Hopkin

Purpose
Getting started with Apache Hop and Hopkin

Purpose

Hopkin aims to support you to get started implementing real projects with Apache Hop ( https://hop.apache.org ) by supplying a template project containing some useful extensions and a guideline on how to set up an environment that supports developer and headless execution on a server.

The extensions include a

standardized delta value handling for extractions and transformations
mechanism to optionally avoid jobs from being started in parallel ( execution control )
usage of a metadata database for configuration items that allows the separation of operations and development, which is still a topic even in times of DevOps
enhanced variable handling that allows to
- have job centric variables instead of global values
- have variable values that depend on date/time
- switch variable content by startparameter
central management of notifications ( by mail )

The following scenarios describe possible applications :

Apache Hop's focus is on running workflows and pipelines, whereas Hopkin thinks in jobs. A Hopkin job is a combination of workflows and pipelines that is run for a specific date or date interval with a changeable connection and possibly more job specific parameters.

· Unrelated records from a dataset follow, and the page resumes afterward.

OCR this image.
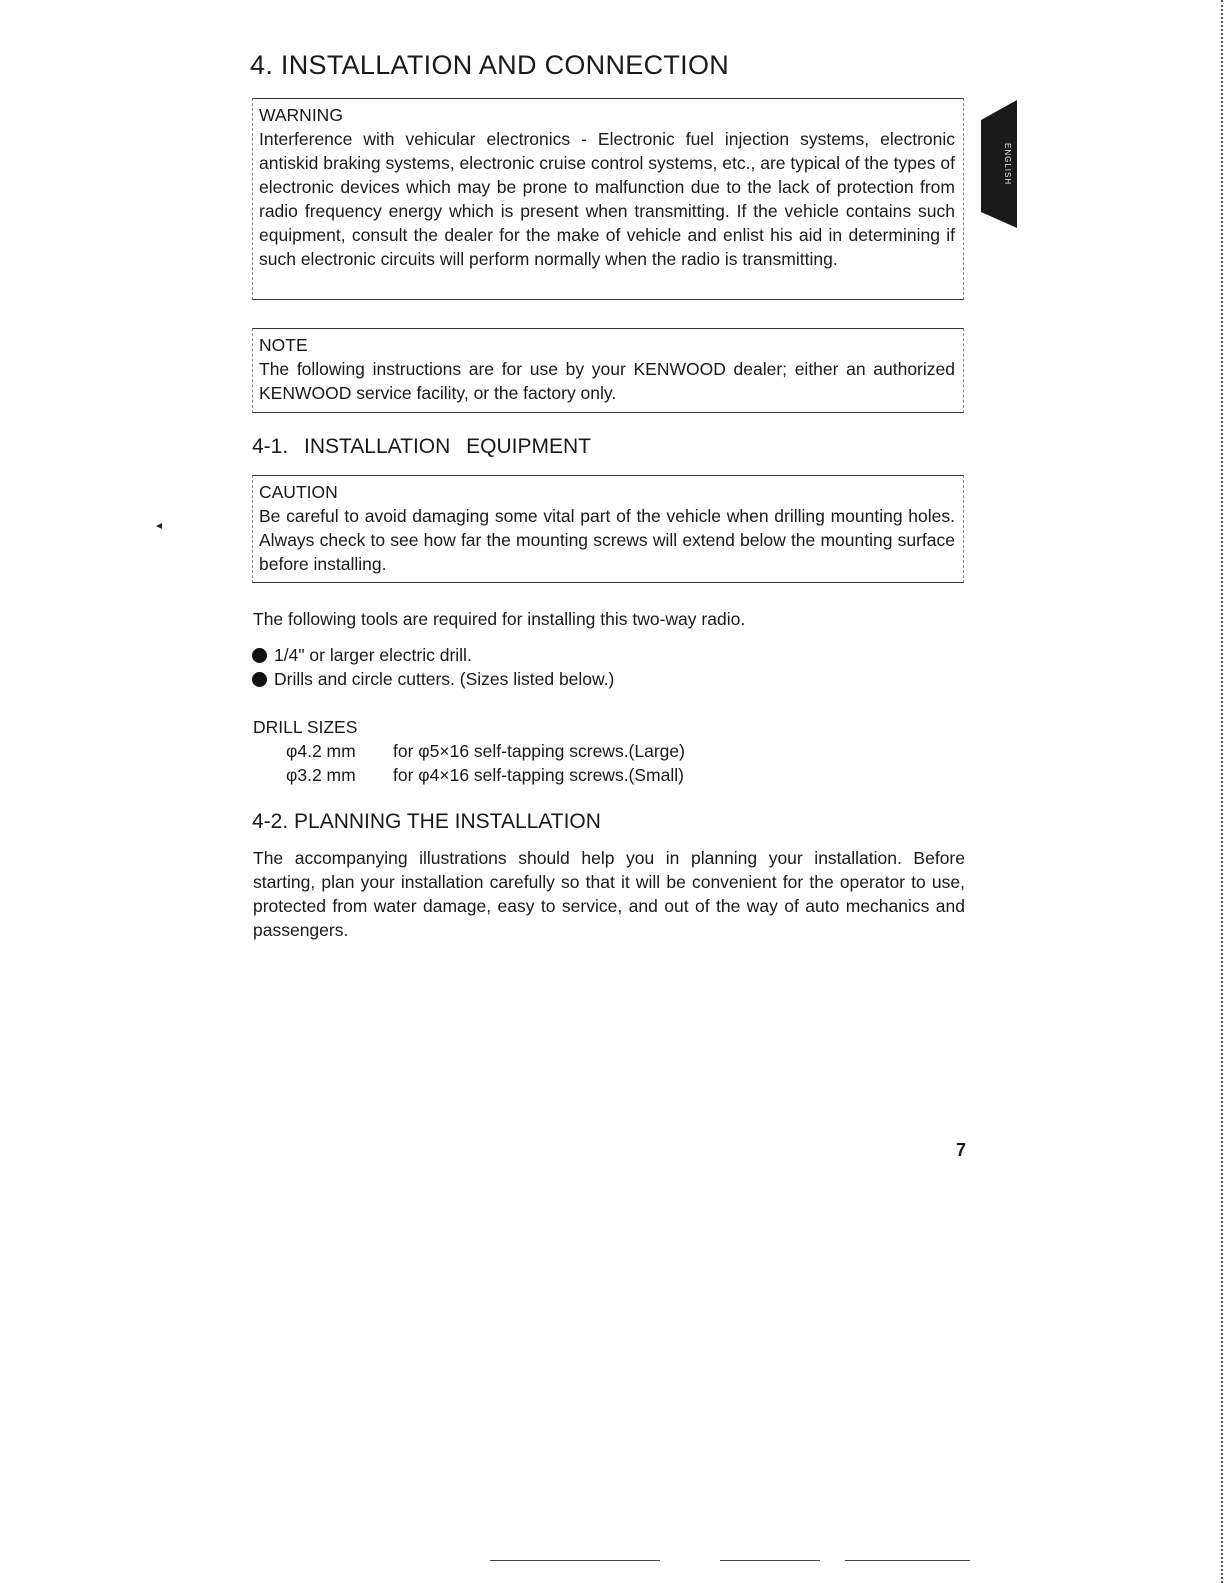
4. INSTALLATION AND CONNECTION
ENGLISH
WARNING
Interference with vehicular electronics - Electronic fuel injection systems, electronic antiskid braking systems, electronic cruise control systems, etc., are typical of the types of electronic devices which may be prone to malfunction due to the lack of protection from radio frequency energy which is present when transmitting. If the vehicle contains such equipment, consult the dealer for the make of vehicle and enlist his aid in determining if such electronic circuits will perform normally when the radio is transmitting.
NOTE
The following instructions are for use by your KENWOOD dealer; either an authorized KENWOOD service facility, or the factory only.
4-1. INSTALLATION EQUIPMENT
CAUTION
Be careful to avoid damaging some vital part of the vehicle when drilling mounting holes. Always check to see how far the mounting screws will extend below the mounting surface before installing.

The following tools are required for installing this two-way radio.

1/4" or larger electric drill.
Drills and circle cutters. (Sizes listed below.)
DRILL SIZES
φ4.2 mm	for φ5×16 self-tapping screws.(Large)
φ3.2 mm	for φ4×16 self-tapping screws.(Small)
4-2. PLANNING THE INSTALLATION

The accompanying illustrations should help you in planning your installation. Before starting, plan your installation carefully so that it will be convenient for the operator to use, protected from water damage, easy to service, and out of the way of auto mechanics and passengers.

7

A DWH has several identical source systems that contain data from different clients. A hop extraction is implemented in the form of workflows and pipelines that applies to all source systems. At runtime, workflows and pipelines are to be executed for each source system with different delta criteria. This can be solved with Hopkin by creating a job for each source system that contains the connection details and the delta criteria.

Getting started with Apache Hop and Hopkin

General

There is a detailed description of how to get started with Apache Hop on Apache Hop Online Documentation. However, some more thoughts are necessary to end up with a robust installation that fulfills production needs.

A folder structure for the installation, that is similar for all developer and server environments in a project, is useful and a good starting point. The structure should support

easy software maintenance for software ( Hop and extensions, JRE, JDBC drivers )
clear handling and deployment of the files related to your ETL project
standardized environment configuration

Data integration projects often require the ETL software to be installed on different developer computers and several servers, e.g. for production, testing, etc. With Apache Hop any combination of operating systems that support Java can be used - mainly Windows, Mac and Linux are tested with Apache Hop for both server and client.

While the servers tend to work with dedicated operating system users for the installation, on developer computers personal accounts are preferred. This documentation describes the installation with a dedicated “hopkin” operating system user, which is, however, easily transferable to personal users.

However, due to various problems with file paths, care should be taken to ensure that the user names do not contain any spaces.

Lets go through the installation and configuration step by step for Windows and Linux environments :

Prepare Database for Metadata

Hopkin stores job metadata regarding job definitions and values for delta handling in a metadata database. This is different to Apache Hop itself, which stores all kinds of metadata details in the filesystem, mostly as json files.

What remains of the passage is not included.